Preferred / Nice-to-Have

  • Bachelor’s or Master’s in Electrical Engineering, or equivalent experience in power systems, power electronics, or controls. (This is a plus—helps bridge model outputs to electrochemical and inverter physics.)

  • Experience specifically with Battery Energy Storage Systems (BESS): battery management systems (BMS), SOC/SOH estimation, thermal modeling, cell balancing, inverter/PCS signals, CAN/Modbus/SCADA integrations.

  • Experience with physics-informed ML, digital twins, or hybrid model approaches (combining first-principles and data-driven models).

  • Familiarity with domain standards and protocols used in energy systems (IEC, IEEE, SCADA protocols) and safety/compliance considerations.

  • Cloud experience (AWS/GCP/Azure) including serverless and containerized deployments.

  • Experience with visualization tools and dashboards (Grafana, Kibana, Power BI) and building alerting rules integrated into operations tools.

  • Experience working with imbalanced labels and developing evaluation strategies for rare-event detection.

  • Prior experience in an energy, utilities, renewables, or industrial IoT environment.

Ideal Candidate Profile (short)

  • A pragmatic ML engineer who combines deep hands-on expertise in anomaly detection for time-series with strong production deployment experience, and who can rapidly translate BESS domain knowledge into robust detection systems. Ideally has an electrical engineering foundation or close collaboration experience with BESS/control engineers and is comfortable communicating findings to operations, safety and management teams.

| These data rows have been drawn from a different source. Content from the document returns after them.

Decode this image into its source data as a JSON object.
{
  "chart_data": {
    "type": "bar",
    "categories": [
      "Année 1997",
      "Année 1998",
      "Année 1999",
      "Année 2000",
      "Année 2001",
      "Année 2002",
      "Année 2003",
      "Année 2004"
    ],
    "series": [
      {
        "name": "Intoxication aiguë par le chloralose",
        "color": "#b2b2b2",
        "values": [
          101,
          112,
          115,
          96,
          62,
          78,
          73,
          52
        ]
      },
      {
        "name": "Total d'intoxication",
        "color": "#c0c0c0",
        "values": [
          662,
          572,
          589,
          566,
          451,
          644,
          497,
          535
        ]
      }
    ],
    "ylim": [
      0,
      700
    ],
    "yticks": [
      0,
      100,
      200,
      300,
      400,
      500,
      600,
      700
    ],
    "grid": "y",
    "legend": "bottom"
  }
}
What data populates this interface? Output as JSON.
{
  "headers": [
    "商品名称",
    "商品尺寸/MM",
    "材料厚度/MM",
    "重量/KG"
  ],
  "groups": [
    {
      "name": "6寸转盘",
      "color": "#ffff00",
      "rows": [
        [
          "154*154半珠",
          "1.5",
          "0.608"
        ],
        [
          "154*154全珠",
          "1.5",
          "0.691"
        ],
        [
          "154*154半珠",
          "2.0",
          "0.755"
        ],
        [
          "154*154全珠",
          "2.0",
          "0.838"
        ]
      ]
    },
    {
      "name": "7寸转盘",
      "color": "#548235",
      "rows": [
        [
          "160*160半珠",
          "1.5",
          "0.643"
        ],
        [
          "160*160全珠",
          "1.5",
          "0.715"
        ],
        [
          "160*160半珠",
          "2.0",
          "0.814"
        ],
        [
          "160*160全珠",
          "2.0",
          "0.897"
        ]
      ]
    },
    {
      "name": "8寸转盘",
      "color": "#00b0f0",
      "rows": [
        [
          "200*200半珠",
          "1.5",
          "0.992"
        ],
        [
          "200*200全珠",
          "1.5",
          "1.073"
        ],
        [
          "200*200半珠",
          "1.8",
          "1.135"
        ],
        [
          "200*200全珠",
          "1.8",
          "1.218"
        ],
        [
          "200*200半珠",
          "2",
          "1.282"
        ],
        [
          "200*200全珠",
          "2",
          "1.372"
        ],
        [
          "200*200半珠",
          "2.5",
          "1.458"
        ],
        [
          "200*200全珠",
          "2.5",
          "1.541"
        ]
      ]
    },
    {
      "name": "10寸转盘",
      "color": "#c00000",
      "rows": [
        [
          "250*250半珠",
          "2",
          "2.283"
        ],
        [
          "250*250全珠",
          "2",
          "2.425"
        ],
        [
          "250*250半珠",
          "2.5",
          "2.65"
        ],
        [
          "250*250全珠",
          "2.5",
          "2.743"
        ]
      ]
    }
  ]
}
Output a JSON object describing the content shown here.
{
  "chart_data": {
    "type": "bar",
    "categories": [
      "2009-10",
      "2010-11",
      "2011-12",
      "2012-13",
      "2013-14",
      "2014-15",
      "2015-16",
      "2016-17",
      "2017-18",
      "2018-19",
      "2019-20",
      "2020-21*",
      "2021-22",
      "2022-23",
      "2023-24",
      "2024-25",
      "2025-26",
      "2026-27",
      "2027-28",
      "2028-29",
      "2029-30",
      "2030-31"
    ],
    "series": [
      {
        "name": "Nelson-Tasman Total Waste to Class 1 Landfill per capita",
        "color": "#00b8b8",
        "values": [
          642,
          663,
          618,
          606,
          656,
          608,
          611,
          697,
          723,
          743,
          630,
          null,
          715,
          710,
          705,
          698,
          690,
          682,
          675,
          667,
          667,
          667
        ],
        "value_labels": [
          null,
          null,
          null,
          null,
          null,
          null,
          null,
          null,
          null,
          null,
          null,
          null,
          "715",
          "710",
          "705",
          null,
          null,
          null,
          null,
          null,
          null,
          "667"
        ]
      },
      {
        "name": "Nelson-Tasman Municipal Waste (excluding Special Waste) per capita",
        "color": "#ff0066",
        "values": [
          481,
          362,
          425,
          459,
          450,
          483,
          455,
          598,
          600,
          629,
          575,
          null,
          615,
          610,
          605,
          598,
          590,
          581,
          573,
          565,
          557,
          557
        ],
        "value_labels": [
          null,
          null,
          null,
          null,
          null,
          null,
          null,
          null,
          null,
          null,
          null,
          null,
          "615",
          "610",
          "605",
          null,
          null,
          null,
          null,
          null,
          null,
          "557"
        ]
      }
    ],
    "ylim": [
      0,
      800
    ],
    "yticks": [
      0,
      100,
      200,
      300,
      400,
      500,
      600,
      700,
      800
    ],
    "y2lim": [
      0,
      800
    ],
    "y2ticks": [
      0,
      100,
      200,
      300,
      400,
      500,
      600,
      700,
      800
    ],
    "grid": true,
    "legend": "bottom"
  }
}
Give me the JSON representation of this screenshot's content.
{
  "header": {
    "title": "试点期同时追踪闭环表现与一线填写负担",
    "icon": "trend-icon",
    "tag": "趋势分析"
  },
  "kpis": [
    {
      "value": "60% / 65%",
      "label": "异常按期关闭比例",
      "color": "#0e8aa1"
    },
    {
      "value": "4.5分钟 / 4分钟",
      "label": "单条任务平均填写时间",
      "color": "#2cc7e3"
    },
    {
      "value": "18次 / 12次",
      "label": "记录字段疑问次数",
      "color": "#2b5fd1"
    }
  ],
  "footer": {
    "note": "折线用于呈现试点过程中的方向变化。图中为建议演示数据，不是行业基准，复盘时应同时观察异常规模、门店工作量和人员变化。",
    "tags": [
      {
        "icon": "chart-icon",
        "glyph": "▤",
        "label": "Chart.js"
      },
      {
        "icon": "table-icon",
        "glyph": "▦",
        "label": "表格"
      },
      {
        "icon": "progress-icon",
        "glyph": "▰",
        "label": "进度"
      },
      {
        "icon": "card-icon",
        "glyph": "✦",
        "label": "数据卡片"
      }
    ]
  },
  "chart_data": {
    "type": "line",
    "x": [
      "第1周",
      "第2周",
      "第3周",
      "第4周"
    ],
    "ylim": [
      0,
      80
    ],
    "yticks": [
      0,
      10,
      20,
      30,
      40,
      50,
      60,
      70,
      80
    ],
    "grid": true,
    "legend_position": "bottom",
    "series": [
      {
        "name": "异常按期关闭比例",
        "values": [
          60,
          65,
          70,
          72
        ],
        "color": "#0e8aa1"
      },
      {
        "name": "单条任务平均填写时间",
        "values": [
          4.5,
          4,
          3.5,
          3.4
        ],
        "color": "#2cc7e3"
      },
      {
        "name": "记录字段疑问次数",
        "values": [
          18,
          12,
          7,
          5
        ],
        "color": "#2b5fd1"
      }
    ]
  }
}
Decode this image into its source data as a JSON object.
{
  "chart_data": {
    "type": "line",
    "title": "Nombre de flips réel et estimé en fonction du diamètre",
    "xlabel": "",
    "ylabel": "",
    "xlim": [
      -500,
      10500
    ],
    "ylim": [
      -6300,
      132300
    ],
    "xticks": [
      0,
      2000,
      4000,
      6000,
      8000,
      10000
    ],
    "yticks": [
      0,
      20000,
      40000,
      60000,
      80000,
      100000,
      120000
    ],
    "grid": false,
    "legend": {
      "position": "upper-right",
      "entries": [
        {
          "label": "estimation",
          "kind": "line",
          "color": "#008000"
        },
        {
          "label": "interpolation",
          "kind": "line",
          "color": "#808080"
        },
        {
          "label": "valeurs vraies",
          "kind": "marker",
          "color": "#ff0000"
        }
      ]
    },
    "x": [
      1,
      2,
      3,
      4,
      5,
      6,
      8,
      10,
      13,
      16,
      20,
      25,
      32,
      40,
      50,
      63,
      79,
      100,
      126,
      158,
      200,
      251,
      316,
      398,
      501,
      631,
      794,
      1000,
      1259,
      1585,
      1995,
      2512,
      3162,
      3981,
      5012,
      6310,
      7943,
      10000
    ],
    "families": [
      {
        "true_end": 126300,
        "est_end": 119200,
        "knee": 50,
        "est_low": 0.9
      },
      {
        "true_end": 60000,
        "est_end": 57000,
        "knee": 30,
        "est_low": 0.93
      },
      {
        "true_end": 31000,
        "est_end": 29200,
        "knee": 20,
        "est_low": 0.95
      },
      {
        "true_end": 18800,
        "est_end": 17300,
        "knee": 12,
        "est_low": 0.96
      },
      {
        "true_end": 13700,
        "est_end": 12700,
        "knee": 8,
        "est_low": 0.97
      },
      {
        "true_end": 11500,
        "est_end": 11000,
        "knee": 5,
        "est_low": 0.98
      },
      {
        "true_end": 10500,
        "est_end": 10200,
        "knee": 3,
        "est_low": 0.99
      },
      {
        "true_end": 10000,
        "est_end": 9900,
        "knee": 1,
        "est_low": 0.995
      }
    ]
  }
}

Interview / Screening Guide

Screening questions

  1. Describe a production anomaly-detection project you led. What was the signal, which algorithms did you try, and how did you evaluate success?

  1. Which approaches do you prefer for anomaly detection when labels are scarce? Explain pros/cons and a real example.

  1. Have you worked with BESS or other power electronics telemetry? Which variables were most useful for detection and why?